In: Computer Science
Explain the difference between the three different levels of virtualisation: CPU Instruction Set level, Hardware Abstraction Layer (HAL) level, and Operating System level.
CPU Instruction Set level -
The instruction set provides commands to the processor, to tell it what it needs to do. The instruction set consists of addressing modes, instructions, native data types, registers, memory architecture, interrupt, and exception handling, and external I/O.In ISA, virtualization works through an ISA emulation. This is helpful to run heaps of legacy code which was originally written for different hardware configurations. These codes can be run on the virtual machine through an ISA. A binary code that might need additional layers to run can now run on an x86 machine or with some tweaking, even on x64 machines. ISA helps make this a hardware-agnostic virtual machine. The basic emulation, though, requires an interpreter. This interpreter interprets the source code and converts it to a hardware readable format for processing.
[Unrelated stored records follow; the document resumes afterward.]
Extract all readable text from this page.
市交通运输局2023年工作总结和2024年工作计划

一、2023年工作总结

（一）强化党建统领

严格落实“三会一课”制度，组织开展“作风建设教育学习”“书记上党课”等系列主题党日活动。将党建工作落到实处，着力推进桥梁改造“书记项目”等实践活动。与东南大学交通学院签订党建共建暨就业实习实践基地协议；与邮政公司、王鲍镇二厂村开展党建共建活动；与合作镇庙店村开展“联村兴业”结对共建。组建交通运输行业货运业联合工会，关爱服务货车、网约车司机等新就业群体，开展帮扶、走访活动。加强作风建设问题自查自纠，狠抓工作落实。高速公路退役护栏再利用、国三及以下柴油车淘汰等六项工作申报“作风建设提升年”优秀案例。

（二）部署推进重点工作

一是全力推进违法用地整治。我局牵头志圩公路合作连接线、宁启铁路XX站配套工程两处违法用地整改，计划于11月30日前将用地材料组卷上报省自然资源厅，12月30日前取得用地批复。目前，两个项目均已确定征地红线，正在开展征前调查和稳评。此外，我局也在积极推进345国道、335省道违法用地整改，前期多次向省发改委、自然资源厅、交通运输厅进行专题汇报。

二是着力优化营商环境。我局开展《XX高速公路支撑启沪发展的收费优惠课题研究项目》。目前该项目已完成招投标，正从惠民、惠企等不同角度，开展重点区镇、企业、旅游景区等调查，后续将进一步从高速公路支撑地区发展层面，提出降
Hardware Abstraction Layer (HAL) level -
In computers, a hardware abstraction layer (HAL) is a layer of programming that allows a computer OS to interact with a hardware device at a general or abstract level rather than at a detailed hardware level. HAL can be called from either the OS's kernel or from a device driver. As the name suggests, this level helps perform virtualization at the hardware level. It uses a bare hypervisor for its functioning.This level helps form the virtual machine and manages the hardware through virtualization.It enables virtualization of each hardware component such as I/O devices, processors, memory, etc. This way multiple users can use the same hardware with numerous instances of virtualization at the same time. IBM had first implemented this on the IBM VM/370 back in 1960. It is more usable for cloud-based infrastructure. Thus, it is no surprise that currently, Xen hypervisors are using HAL to run Linux and other OS on x86 based machines.
Operating System level -
OS-level virtualization is an operating system paradigm in which the kernel allows the existence of multiple isolated user space instances. At the operating system level, the virtualization model creates an abstract layer between the applications and the OS. It is like an isolated container on the physical server and operating system that utilizes hardware and software. Each of these containers functions like servers.When the number of users is high, and no one is willing to share hardware, this level of virtualization comes in handy. Here, every user gets their own virtual environment with dedicated virtual hardware resources. This way, no conflicts arise.